Floral history of Star Thistle

{Centaurea solstitialis L.}

The star thistle plant, both yellow and purple, is of Mediterranean and European origin, and is considered an invasive species. In California, it is found primarily in the Central Valley and foothills up to an elevation of about 7000 feet, with successful growth typically concentrated in grasslands and oak woodlands. Star Thistle has the ability to create monotypic stands and habitats in areas where the natural ecosystem is disturbed or cultivated. It is a winter annual that relies heavily on abundant seed production and pollination for survival, making it a perfect candidate for honeybees and other pollinators. Honeybees alone may be responsible for up to 57% of seed set, and star thistle plants are considered an important honey source plant in California and other western states. Though the plant itself has no nutritive value for humans, star thistle is used in traditional Turkish medicine for ulcer treatment, and recent laboratory studies have confirmed the anti-ulcerogenic properties of aqueous extracts of fresh or dried flowers.

Floral history of Blackberry

{Rubus fruticosus}

Blackberry plants originated in the temperate climates of North America and Europe, and are particularly prevalent in Eastern North America and along the Pacific coast. Blackberries are perennial plants that grow in rambling brambles covered in sharp prickles (not thorns, though they are often called that!), which produce the familiar berry. Botanically, however, the berry is actually considered an aggregate fruit, composed of small drupelets. Blackberry grows well in woods and scrub, as well as poor soil conditions. The shrub is an excellent nectar producer and is pollinated by honeybees and bumblebees, yielding a dark, fruity honey. There is evidence pointing to human consumption of blackberries for over 2500 years, as forensic evidence from the Iron Age Haraldskær Bog Woman shows traces of the distinctive fruit in her stomach.

Floral history of Clover

{Trifolium}

The clover genus contains around 300 species of annuals and perennials. Clover occurs mostly in temperate and subtropical regions, with cultivated seeds originating in the Old World and naturalized plants nearly everywhere else in the world. The word clover is likely derived from “old German klaiwaz [referring to] the stickiness of the sap of clover or the honey produced by it. This led to Klaifre and then to Old English clafre or modern English clover”. The idiom “To live in clover” refers to clover being fattening to cattle, indicating a prosperous, comfortable, and well fed life. Sweet clover is drought tolerant, cold tolerant, and nitrogen fixing, all of which essentially ensures that it is an extremely hardy plant. Clover cultivation likely started around the 16th century, and clover honey itself is mentioned in Kilian’s 1599 Dutch dictionary as “klauern honigh ‘clover honey’ where it is defined as “mel optimum & candidissimum, ex trifolio pratensi” (‘good, very clear honey from purple clover’)”. The lucky four leafed clover and the shamrock are also commonly associated with the genus, and are said to bring good luck!

California Wildflowers

The floral history of wildflowers is a bit more complicated! Wildflowers are defined as a flower that was not intentionally seeded or planted, and that grows in the wild or an uncultivated area. Fascination with wildflowers began early: there are studies by Virgil and Theophrastus (a student of Aristotle) regarding their structures and potential medicinal uses. After centuries of purposefully cultivating flowers, interest was rekindled in wildflowers by the privileged classes in England around the 1800s, who delighted in encouraging wildflowers as a contrast to their formal gardens. Here in California, our wildflowers are incredibly varied! Our wildflower honey comes from both Angel’s Camp and Lafayette, which means it is sourced from a wide selection of wildflowers. Common California wildflowers are the California poppy, goldfield flowers, lupine, and monkey flowers.
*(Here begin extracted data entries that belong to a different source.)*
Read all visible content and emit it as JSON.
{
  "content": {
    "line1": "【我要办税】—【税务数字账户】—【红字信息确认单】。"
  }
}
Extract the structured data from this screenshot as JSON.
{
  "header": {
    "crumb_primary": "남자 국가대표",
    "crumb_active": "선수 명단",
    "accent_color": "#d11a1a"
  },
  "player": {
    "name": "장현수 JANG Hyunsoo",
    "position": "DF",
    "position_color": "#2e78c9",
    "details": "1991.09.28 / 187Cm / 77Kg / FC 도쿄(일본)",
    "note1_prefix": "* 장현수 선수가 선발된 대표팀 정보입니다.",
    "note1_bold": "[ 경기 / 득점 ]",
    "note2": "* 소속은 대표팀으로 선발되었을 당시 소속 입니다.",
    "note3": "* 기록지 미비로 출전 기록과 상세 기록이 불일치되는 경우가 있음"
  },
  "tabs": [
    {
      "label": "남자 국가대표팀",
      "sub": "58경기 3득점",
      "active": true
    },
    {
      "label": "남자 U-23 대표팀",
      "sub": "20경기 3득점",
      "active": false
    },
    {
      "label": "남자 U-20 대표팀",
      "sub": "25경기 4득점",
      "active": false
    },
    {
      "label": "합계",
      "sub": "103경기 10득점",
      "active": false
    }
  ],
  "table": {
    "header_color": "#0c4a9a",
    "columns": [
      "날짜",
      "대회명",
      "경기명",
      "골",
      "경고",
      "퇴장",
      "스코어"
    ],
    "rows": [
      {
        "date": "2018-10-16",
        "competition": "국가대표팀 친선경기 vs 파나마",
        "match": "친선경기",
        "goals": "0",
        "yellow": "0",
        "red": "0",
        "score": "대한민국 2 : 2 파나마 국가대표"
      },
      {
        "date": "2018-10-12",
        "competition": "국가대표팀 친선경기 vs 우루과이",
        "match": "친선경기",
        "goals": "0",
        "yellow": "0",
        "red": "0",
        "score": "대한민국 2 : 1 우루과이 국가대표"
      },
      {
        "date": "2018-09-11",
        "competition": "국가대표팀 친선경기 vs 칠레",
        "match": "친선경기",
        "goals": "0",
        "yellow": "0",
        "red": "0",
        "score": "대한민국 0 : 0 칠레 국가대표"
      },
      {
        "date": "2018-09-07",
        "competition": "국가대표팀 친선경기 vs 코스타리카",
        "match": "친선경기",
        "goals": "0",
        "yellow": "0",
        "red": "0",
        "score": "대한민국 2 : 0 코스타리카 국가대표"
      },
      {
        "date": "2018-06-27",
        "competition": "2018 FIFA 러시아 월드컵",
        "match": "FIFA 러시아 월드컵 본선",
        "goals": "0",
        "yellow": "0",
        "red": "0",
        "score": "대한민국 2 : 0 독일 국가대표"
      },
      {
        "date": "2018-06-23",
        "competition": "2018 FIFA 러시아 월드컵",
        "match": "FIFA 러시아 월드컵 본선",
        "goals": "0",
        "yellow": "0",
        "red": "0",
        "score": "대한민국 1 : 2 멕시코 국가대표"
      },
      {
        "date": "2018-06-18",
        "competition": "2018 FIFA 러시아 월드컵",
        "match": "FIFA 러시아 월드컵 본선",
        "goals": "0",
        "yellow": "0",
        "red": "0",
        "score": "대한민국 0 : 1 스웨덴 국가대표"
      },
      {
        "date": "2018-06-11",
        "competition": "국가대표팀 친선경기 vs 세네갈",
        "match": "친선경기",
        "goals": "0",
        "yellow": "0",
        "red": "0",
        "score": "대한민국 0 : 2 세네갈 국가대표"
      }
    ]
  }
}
Differences in Honey Varietals

Each varietal of honey has a certain flavor profile to it, depending on the floral source it is made from. Depending on the flower, the intensity of the honey flavor varies widely: wildflower honey typically has the most intense earthy, flowery pollen flavor, followed by clover, blackberry, and finally star thistle, which has a much milder sweetness. Because star thistle offers a far sweeter, less noticeable honey taste, it is not recommended as a flavoring agent, and is perfect for those who think they might not like honey! Wildflower is recommended for baking or other applications where a recognizable honey taste is desired. Though blackberry is sourced from a plant that produces fruit, the honey has only a mild berry sweetness to it, and is slightly darker in color.

Clover honey tends to be the most mass-produced and readily available variety (in part due to clover’s hardiness as a plant), but different soil and climate conditions produce a variety of ‘flavors’ of clover honey. This is considered undesirable for mass-market consumption (in their view, all honey should taste the same!), so producers blend their honey so that each batch tastes the same. This is NOT how we do it at Bee Friendly Honey! Each batch of honey is unique to the bees and conditions that produced it----one batch of clover honey could vary in taste from another batch produced at a similar time, all based on the climate in which it was produced and the behavior of the soil. All of our honey is ethically produced, and takes its unique flavor from the floral sources and the Earth, as it should!